Capri Holdings To Be Swayed By Macro Uncertainty & FX Pressure, Says Analyst

  • Telsey Advisory Group analyst Dana Telsey reiterated a Market Perform rating on the shares of Capri Holdings Ltd CPRI and lowered the price target from $60 to $54.
  • The company’s Q2 earnings topped estimates, led by topline growth and operating margin expansion across all three brands, said the analyst.
  • Telsey added that the moderation in the outlook despite a strong Q2 performance reflected ongoing macro uncertainties, increased FX pressure, and the continued impact of COVID-related restrictions in China. 
  • The analyst cited that the management pointed to the ongoing impact of COVID-related disruptions in China as contributing to the reduced topline guide for the full year. 
  • Management reminded investors that the decision to operate with elevated inventory levels was deliberate, as new programs were implemented to receive seasonal product earlier and hold more core inventory given ongoing supply chain disruptions.
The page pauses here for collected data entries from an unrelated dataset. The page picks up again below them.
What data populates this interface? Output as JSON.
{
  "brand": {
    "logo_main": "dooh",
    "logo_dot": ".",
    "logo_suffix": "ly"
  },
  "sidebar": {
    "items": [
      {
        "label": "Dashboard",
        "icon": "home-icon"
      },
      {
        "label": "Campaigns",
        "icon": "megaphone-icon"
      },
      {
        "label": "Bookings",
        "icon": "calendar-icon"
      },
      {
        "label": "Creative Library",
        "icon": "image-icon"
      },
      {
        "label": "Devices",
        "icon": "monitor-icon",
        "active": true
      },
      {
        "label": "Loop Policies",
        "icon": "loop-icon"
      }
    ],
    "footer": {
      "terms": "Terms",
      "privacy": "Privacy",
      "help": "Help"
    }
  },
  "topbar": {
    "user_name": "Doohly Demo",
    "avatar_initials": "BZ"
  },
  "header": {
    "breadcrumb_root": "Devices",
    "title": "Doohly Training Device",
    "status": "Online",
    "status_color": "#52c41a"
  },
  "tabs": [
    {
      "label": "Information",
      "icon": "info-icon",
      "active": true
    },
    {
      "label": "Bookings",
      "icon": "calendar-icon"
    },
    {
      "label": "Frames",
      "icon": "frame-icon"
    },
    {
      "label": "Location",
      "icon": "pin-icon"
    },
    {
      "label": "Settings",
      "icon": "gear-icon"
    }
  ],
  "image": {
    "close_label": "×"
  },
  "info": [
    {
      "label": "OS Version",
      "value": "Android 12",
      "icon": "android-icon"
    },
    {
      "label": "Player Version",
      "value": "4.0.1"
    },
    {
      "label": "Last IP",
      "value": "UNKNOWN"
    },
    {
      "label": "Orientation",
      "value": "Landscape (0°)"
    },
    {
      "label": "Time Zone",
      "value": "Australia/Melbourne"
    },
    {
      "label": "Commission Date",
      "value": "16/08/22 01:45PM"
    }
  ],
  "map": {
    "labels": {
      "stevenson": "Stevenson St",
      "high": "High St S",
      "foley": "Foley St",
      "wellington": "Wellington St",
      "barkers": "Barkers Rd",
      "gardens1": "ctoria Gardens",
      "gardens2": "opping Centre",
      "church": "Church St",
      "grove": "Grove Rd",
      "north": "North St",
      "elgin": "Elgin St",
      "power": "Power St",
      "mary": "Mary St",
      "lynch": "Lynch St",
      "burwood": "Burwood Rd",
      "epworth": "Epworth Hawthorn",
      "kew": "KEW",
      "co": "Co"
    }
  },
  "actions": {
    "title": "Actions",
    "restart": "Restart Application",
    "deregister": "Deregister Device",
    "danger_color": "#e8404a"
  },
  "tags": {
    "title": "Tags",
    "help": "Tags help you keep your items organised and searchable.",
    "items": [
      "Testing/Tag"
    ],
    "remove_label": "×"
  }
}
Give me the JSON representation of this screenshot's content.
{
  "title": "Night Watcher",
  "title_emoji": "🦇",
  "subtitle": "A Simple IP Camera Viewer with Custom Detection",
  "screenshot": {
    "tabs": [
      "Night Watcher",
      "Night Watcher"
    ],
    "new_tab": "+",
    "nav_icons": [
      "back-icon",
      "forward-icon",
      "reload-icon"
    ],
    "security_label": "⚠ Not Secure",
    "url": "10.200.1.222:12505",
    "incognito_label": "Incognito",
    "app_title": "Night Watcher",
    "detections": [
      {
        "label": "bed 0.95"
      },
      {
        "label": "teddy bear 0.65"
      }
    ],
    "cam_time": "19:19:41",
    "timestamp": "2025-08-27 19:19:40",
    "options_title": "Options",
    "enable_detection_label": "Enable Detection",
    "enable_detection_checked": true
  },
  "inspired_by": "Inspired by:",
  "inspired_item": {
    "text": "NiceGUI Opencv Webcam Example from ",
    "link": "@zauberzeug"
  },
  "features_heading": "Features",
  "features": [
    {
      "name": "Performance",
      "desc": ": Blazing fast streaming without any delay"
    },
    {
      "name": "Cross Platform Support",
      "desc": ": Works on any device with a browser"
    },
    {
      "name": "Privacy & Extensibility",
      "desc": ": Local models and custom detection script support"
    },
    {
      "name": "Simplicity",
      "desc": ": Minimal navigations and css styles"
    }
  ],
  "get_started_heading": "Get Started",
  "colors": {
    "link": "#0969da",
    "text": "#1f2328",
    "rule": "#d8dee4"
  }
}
  • Within the back half, the Q3 guide came in below expectations speaking to the challenging operating environment expected in the all-important holiday quarter, while the Q4 revenue and EPS guidance largely unchanged.
  • While Capri announced a new $1 billion share repurchase authorization that can help support the stock, Telsey remains cautious over the broader global macro slowdown, inflationary pressures, shifting consumer demand patterns, continued disruptions in China, and still elevated inventory levels. 
  • Price Action: CPRI shares are trading higher by 8.27% at $48.57 on the last check Thursday.